The trouble—and the intense pleasure—with horses is that the “equipment” has a mind of its own. All animals are unpredictable, but prey species are especially so. And 1,200 pounds of skittish, unpredictable muscle is grounds for pause. People fret about falling off, but that should be the least of their worries. Excellent lifelong riders can get bucked or spun off with the force of a ballistic missile hurled into the dirt. Horses sometimes panic and bolt, running blind at 40 miles per hour through buildings and forests full of obstacles above their heads, but not above yours. Every equestrian’s nightmare is to get a foot caught in the stirrup and be dragged while four hooves pummel our torso.
The chances of equestrian injury or death are far greater from the ground, where we can be stepped on, trampled, squeezed, bitten, kicked, struck with a foreleg, crushed, or knocked down by an animal whose brain has no capacity for evaluating consequence or feeling regret. She’s not hurting you on purpose; she’s big and scared, and your body just happens to be in the way.

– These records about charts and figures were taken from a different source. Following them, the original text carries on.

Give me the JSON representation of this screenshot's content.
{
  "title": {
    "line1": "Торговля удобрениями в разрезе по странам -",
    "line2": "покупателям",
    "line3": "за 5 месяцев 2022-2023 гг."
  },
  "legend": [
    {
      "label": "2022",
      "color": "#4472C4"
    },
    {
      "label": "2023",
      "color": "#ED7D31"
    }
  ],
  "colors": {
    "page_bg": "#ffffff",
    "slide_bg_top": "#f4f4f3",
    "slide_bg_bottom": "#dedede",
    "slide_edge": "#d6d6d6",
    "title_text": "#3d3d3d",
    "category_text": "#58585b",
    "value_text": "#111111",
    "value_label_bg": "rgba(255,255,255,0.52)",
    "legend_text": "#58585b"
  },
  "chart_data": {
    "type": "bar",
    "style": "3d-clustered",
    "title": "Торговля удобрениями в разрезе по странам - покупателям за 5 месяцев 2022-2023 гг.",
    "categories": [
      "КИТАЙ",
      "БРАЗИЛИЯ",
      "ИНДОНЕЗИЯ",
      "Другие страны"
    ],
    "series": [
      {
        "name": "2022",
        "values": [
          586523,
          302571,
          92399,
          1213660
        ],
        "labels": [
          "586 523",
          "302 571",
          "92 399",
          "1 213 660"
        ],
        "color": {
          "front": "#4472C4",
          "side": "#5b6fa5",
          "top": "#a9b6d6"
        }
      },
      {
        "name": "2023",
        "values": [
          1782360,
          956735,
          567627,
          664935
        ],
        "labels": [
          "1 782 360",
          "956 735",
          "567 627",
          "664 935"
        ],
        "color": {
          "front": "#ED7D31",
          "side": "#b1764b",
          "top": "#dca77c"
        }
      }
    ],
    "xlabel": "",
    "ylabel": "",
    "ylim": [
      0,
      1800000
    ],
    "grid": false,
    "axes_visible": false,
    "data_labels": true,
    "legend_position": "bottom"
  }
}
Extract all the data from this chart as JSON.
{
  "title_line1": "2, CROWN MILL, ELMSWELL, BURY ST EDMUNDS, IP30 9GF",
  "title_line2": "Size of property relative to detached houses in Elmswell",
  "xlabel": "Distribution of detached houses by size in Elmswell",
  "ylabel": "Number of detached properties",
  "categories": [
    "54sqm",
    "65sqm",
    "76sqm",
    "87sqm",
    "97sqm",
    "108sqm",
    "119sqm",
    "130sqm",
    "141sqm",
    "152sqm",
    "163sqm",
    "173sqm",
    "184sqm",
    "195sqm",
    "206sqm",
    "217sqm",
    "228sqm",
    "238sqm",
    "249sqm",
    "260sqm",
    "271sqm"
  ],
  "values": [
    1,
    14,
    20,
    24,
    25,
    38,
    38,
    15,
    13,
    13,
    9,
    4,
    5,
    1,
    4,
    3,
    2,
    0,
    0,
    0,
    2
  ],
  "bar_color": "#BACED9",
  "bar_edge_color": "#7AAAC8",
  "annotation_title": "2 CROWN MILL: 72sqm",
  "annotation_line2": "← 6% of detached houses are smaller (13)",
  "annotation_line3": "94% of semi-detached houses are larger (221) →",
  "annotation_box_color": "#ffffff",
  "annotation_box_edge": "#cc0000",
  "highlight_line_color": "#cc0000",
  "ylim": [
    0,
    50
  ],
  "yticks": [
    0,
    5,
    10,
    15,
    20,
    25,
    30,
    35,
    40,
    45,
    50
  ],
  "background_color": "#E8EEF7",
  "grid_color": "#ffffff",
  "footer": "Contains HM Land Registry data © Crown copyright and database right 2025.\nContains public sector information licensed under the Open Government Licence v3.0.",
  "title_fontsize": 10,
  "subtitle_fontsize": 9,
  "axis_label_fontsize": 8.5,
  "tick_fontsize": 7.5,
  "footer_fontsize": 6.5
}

These events happen instantly, with no warning and no opportunity for control. We can’t watch other people do exactly the same thing with the same horse that we plan to do, because horses detect the slightest difference in behavior between one person and the next. They can smell cortisol and adrenaline in our sweat, knowing whether we are fearful. If we are, the horse’s mind tells her that she should be fearful, too. Once both parties are afraid, accidents worsen.
In any activity that is high risk with low control, mastery is critical. We can wear helmets and air vests, check our tack for safety, select well-trained horses, and ride on soft sand. But it takes years of instruction and practice to stay out of harm’s way near horses—and even the most skilled and careful of us still get hurt. Too many people inside and outside the equine industry simply do not understand the need for horse safety. They place themselves, their horses, and all the rest of us at greater risk by downplaying the basic rules.
One of the reasons people don’t take necessary precautions around horses is that we see animals as similar to us. A giant rogue wave in the ocean isn’t like us; Mount Everest above base camp doesn’t smack of a comfy human living room; bungee jumping off the highest bridge in the world feels foreign.
But riding a horse? Well, a horse has a face and a body, like we do. He has eyes and ears, kind of similar to ours. He has a voice and equine friends, he’s playful and warm, he walks and runs, works and rests, eats and sleeps just like us. He has a mind—and too many people assume it resembles a human mind. So there’s a psychological force that causes us to trust unknown horses more than we should, especially when we don’t know much about handling them. Keeping that psychological force at bay can be important for your health.